Di kelas 1-C inilah Aksara dan Galih berada (juga gadis berkacamata yang kemarin bersama mereka yang ternyata merupakan teman sebangku Aksara). Aksara duduk di kursi nomor dua dari belakang pada pojok kiri, sedangkan bangku yang diduduki Galih berada di belakangnya. Formasi duduk yang agak aneh. Tidak biasanya murid perempuan ditempatkan di bangku belakang. Tapi, kurasa hal itu bukanlah masalah untuk Aksara karena tubuhnya yang lumayan jangkung. Begitu pula dengan teman sebangkunya.

Kusandarkan punggungku pada dinding belakang kelas sementara kedua mata ini tak bisa berhenti mencuri pandang ke arah Aksara yang berada di sisi seberang. Dua baris bangku di sebelah kananku kosong melompong yang menurut penuturan dari salah seorang murid tadi bahwa penghuninya sedang melakukan bolos. Murid badung, ya. Yah, terserahlah. Hal itu merupakan ranah wali kelas ini. Tugas kami hanya menggantikan guru yang sedang cuti.

Sesuai arahan dari Hasna, siswa-siswi kelas 1-C saat ini sedang menuliskan cerita rakyat apapun yang mereka hafal isinya. Kemudian, mereka harus menganalisa semua yang terkandung di dalamnya mulai dari penokohan, latar, sampai pesan moral. Lalu, mereka akan membacakan hasil tulisannya sesuai nomor urut absen.

Tugas yang sangat sederhana, bagi orang yang sudah terbiasa dengan tulis-menulis. Namun, setiap kelas terdiri atas siswa dan siswi dengan minat dan bakat yang beragam, bukan? Jadi, tidak semua murid di dalam sini menganggap ini "tugas yang sederhana". Menurutku, bila mempertimbangkan murid-murid dengan kemampuan menulis yang boleh dikatakan sangat awam, ini adalah tipe tugas yang lebih baik dikerjakan di rumah. Satu jam waktu pengerjaan pastilah sangat singkat bagi mereka. Untungnya, tidak ada satu pun murid yang protes meskipun yang mengajar mereka saat ini adalah mahasiswa KKN. Mereka tetap mengerjakannya dengan tekun dan antusias.

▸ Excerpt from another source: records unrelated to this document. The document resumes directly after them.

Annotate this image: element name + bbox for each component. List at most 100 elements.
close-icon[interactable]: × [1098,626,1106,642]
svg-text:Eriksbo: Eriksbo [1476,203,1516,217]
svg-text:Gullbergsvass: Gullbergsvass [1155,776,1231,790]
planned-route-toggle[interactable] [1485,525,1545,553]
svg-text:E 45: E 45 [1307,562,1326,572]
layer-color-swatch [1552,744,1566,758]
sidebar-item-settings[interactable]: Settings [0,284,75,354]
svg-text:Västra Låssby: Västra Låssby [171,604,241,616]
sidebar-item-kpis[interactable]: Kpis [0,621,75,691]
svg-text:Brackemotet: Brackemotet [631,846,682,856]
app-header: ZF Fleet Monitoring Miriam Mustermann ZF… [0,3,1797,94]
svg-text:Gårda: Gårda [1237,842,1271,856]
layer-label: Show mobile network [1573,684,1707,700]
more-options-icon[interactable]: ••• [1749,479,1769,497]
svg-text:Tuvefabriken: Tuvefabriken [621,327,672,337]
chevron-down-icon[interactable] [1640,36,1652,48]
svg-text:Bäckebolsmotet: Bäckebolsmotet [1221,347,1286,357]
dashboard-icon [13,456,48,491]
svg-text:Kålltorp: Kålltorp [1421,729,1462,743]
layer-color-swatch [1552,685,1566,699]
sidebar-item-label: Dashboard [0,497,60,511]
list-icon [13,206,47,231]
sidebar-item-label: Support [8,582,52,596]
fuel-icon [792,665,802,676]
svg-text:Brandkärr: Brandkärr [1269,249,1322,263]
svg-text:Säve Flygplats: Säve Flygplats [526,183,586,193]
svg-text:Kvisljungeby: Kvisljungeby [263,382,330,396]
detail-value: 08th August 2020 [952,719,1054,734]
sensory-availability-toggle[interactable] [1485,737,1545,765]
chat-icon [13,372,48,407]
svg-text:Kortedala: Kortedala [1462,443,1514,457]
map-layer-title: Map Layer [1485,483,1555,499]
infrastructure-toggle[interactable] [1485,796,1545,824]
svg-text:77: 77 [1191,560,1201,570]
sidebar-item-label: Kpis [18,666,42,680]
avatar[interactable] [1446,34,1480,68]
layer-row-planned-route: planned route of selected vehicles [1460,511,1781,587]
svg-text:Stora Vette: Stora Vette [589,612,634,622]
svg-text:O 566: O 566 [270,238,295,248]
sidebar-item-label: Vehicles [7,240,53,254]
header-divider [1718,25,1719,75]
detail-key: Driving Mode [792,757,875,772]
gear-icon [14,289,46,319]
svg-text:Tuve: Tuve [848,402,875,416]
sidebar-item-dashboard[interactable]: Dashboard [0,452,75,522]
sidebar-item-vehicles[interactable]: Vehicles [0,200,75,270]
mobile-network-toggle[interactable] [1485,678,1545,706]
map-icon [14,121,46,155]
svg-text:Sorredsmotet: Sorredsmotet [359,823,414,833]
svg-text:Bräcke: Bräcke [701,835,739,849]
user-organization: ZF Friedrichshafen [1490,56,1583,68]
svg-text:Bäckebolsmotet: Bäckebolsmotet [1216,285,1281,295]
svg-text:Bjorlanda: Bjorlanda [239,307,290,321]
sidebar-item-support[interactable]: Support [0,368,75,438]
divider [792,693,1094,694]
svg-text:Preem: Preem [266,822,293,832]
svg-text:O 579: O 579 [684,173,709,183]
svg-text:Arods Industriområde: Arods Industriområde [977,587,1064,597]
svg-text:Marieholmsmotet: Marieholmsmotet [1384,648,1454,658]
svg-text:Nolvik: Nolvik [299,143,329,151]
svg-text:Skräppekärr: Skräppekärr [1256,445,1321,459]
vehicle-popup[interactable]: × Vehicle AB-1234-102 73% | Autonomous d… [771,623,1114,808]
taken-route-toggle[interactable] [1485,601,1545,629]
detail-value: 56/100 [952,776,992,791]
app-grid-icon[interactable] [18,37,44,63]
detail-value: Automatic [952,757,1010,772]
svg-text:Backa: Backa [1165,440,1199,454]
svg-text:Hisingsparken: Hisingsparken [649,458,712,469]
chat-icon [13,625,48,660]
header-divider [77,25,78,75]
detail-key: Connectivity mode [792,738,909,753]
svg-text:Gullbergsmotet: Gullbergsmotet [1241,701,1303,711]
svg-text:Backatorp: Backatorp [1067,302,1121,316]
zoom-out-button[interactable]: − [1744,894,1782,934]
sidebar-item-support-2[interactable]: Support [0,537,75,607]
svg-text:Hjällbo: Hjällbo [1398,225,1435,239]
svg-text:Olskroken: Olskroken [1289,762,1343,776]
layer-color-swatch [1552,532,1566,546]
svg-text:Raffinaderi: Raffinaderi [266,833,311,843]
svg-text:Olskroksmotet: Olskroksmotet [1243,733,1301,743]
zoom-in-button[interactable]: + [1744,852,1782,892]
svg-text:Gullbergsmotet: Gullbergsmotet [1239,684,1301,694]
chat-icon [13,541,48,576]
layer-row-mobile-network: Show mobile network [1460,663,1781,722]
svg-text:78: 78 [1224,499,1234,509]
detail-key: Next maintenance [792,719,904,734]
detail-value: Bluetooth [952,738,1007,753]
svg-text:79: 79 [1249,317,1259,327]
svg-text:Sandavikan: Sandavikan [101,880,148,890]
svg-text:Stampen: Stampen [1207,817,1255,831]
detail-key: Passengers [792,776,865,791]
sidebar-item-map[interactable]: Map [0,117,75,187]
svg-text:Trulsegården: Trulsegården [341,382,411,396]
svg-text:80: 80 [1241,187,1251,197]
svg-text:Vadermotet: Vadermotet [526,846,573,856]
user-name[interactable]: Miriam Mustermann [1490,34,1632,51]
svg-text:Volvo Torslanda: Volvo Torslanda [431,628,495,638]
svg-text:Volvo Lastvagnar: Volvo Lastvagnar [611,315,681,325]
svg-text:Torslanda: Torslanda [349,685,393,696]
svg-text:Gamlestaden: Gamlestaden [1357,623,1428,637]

Semua itu pasti berkat pembawaan Hasna yang sangat menyenangkan sehingga memberikan kesan pertama yang baik dan mampu merebut hati para murid di sini meskipun baru berjumpa hari ini. Aku... sungguh tidak menyangka kalau dia akan semenyenangkan ini saat mengajar (dalam bayanganku sebelumnya dia akan terlihat seperti guru atau dosen killer). Sejak bertemunya kemarin, baru saat ini aku berkesempatan untuk melihatnya berbicara riang dengan senyum yang merekah lebar. Senyumnya bukanlah senyum yang sengaja dibuat sedemikian rupa. Aku sangat yakin kalau itu adalah senyum tulus yang berasal dari lubuk hatinya. Dia seolah bertransformasi menjadi sosok yang lain dalam seketika. Apa mungkin dia berkepribadian ganda, ya?